Thursday, July 24, 2008

Wine again

Levitt blogs again about Robin Goldstein - this time about Goldstein's new book on blind taste testings. From what I understand, Goldstein held numerous blind taste testings with average, everyday Americans - about 6,000 people were subjected to the experiment in total. People were all self-selected, so keep that in mind. But anyway, they were given brown bags holding wines of different quality and price, from which they poured participants small glasses of wine. Participants were then asked to fill out a survey on the wine. The previous article linked to on this blog doesn't explain the methodology, but rather references the book, so to know more about the precise experiment, you have to pick up the book. This part from Levitt's post stuck out at me.
Not until I read Goldstein’s book did I realize just how weak the correlation was in blind tastings between expert evaluations and price in experimental settings. Yet, somehow Wine Spectator, which claims to do tastings blind (at least with respect to who the producer is), has an extremely strong positive correlation between prices and ratings. Hmmm … seems a bit suspicious.
I need to just read Goldstein's book, I guess. But in that previous article, presented at the Association of Wine Economists, Goldstein and the authors actually find a strong, positive correlation between price and what they called "experts." So I'm not sure what Levitt is talking about here. The negative correlation between price and preference exists only for the non-experts. But for people who have taken a class on wine, or who might otherwise be categorized as experts, even under blind taste tests, they prefer the more expensive wines (even though they don't know which those are).

To me, this is really, really simple. There's increasing returns to education and experience in the appreciation of wine. That is, there is a learning component - the more wine you drink, the more discerning your palate becomes. To take it even further, the more you drink of it, the more you prefer certain kinds of wine. That a non-random selection (or even a random selection) of Americans can't tell the difference between good wine and bad wine hardly proves the point that there is no such thing as good or bad wine. It's like asking me to rank my preference of techno music or classical music, even, when I've maybe listened to samples of each a handful of times in my entire life. Or to ask my kid to tell me if he likes kale, mashed potatos or pizza. Of course he's going to pick pizza. Does that mean pizza is "better" in some objective sense? Seems to me like Levitt's committing the ought/is fallacy. Just because something is the case doesn't mean it ought to be the case.
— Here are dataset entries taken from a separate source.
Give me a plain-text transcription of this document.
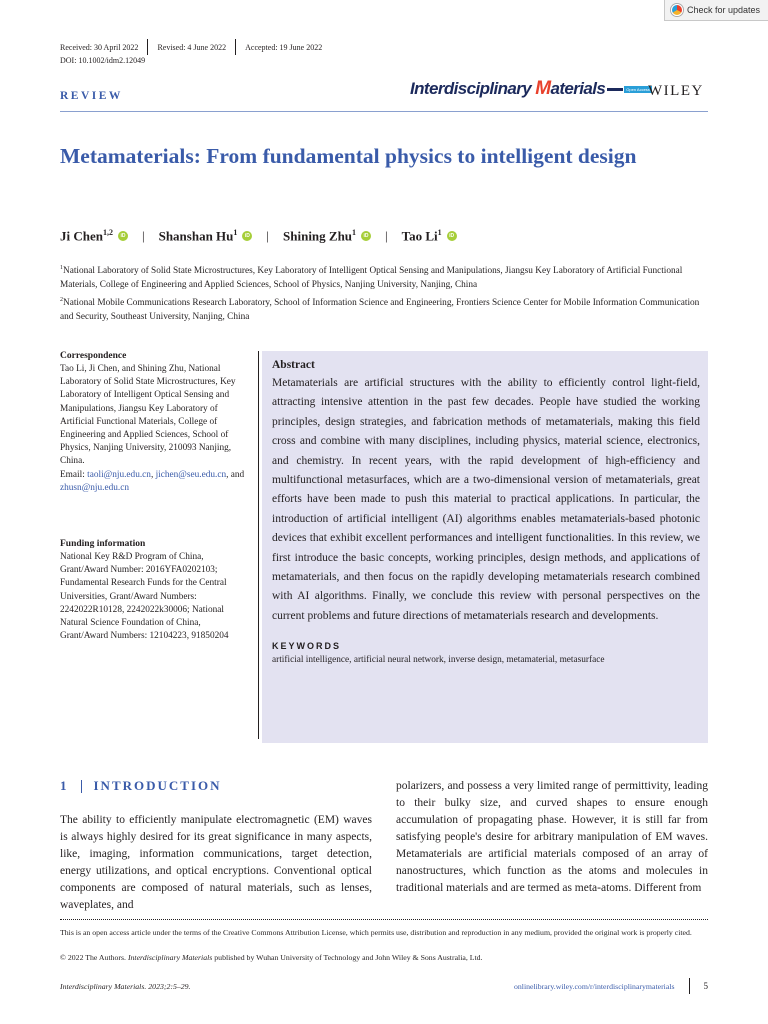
Check for updates
Received: 30 April 2022 Revised: 4 June 2022 Accepted: 19 June 2022
DOI: 10.1002/idm2.12049
REVIEW	Interdisciplinary Materials	Open Access
WILEY
Metamaterials: From fundamental physics to intelligent design
Ji Chen$^{1,2}$	iD | Shanshan Hu$^1$	iD | Shining Zhu$^1$	iD | Tao Li$^1$	iD

$^1$National Laboratory of Solid State Microstructures, Key Laboratory of Intelligent Optical Sensing and Manipulations, Jiangsu Key Laboratory of Artificial Functional Materials, College of Engineering and Applied Sciences, School of Physics, Nanjing University, Nanjing, China

$^2$National Mobile Communications Research Laboratory, School of Information Science and Engineering, Frontiers Science Center for Mobile Information Communication and Security, Southeast University, Nanjing, China

Correspondence

Tao Li, Ji Chen, and Shining Zhu, National Laboratory of Solid State Microstructures, Key Laboratory of Intelligent Optical Sensing and Manipulations, Jiangsu Key Laboratory of Artificial Functional Materials, College of Engineering and Applied Sciences, School of Physics, Nanjing University, 210093 Nanjing, China.
Email: taoli@nju.edu.cn, jichen@seu.edu.cn, and zhusn@nju.edu.cn

Funding information

National Key R&D Program of China, Grant/Award Number: 2016YFA0202103; Fundamental Research Funds for the Central Universities, Grant/Award Numbers: 2242022R10128, 2242022k30006; National Natural Science Foundation of China, Grant/Award Numbers: 12104223, 91850204

Abstract

Metamaterials are artificial structures with the ability to efficiently control light-field, attracting intensive attention in the past few decades. People have studied the working principles, design strategies, and fabrication methods of metamaterials, making this field cross and combine with many disciplines, including physics, material science, electronics, and chemistry. In recent years, with the rapid development of high-efficiency and multifunctional metasurfaces, which are a two-dimensional version of metamaterials, great efforts have been made to push this material to practical applications. In particular, the introduction of artificial intelligent (AI) algorithms enables metamaterials-based photonic devices that exhibit excellent performances and intelligent functionalities. In this review, we first introduce the basic concepts, working principles, design methods, and applications of metamaterials, and then focus on the rapidly developing metamaterials research combined with AI algorithms. Finally, we conclude this review with personal perspectives on the current problems and future directions of metamaterials research and developments.

KEYWORDS
artificial intelligence, artificial neural network, inverse design, metamaterial, metasurface
1 INTRODUCTION

The ability to efficiently manipulate electromagnetic (EM) waves is always highly desired for its great significance in many aspects, like, imaging, information communications, target detection, energy utilizations, and optical encryptions. Conventional optical components are composed of natural materials, such as lenses, waveplates, and

polarizers, and possess a very limited range of permittivity, leading to their bulky size, and curved shapes to ensure enough accumulation of propagating phase. However, it is still far from satisfying people's desire for arbitrary manipulation of EM waves. Metamaterials are artificial materials composed of an array of nanostructures, which function as the atoms and molecules in traditional materials and are termed as meta-atoms. Different from

This is an open access article under the terms of the Creative Commons Attribution License, which permits use, distribution and reproduction in any medium, provided the original work is properly cited.

© 2022 The Authors. Interdisciplinary Materials published by Wuhan University of Technology and John Wiley & Sons Australia, Ltd.

Interdisciplinary Materials. 2023;2:5–29.	onlinelibrary.wiley.com/r/interdisciplinarymaterials	5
Update: One last thing. In that more recent paper by Goldstein and co-authors, they appear to use a robust standard error correction. But, now that I think about it - and mainly I'm thinking about something my friend, Matt, said to me once about his own experimental work - shouldn't they be clustering on the session? The errors are clearly correlated within session. The sessions were blind, yes, but they were also done in public view of one another. Surveys were also filled out at tables where people could see one another's answers. Shouldn't you cluster at the session? This would affect inference, and I'd be interested in how it changed the results. I also really wish that instead of price, he was controlling for quality rating based on Wine Spectator or Wine Advocate scorings. Price is interesting, but the real measure of a wine's quality is going to be the "expert" ratings. It'd like to see price and quality controlled for and see whether preferences follow or not.

2 comments:

Matthew Pearson said...

Not clustering standard errors is a big red flag for me. If they didn't do it, they may have a good reason but it's weird that they don't explain that. These days you want to cluster whenever you think the errors might be correlated, and an experimental session is just such a time. In addition to the ways in which correlation might enter through participants influencing each other, there are also "common shocks" (see Manski 1993) to the groups, such as time of day, day of week, climate, variation of bottle's quality or temperature exposure, etc. That stuff will get absorbed into the error term, and those elements of the error are going to be common to the session. I think that's right anyway.

scott cunningham said...

Yeah, I was thinking that same thing - really your points about that with your experimental work made me wonder why they aren't doing it. The paper is very vague on the standard error correction. Nothing even about White. Just says "robust p-values in parenthesis" which I'm assuming is just a simple robust correction, like Stata's. But even that's unclear. It's definitely nothing like a clustered correction at the level of the experiment, and if you look at the youtube on the book's website, you'll see what appears to me to be the possibility of common shocks everywhere. All of it may be blind, but it's all done publicly and together. I suspect that if nothing else, though, it would probably get rid of the inference on the "expert" dummy, as the combined significance of that interaction is only barely significant (p-value of 0.095).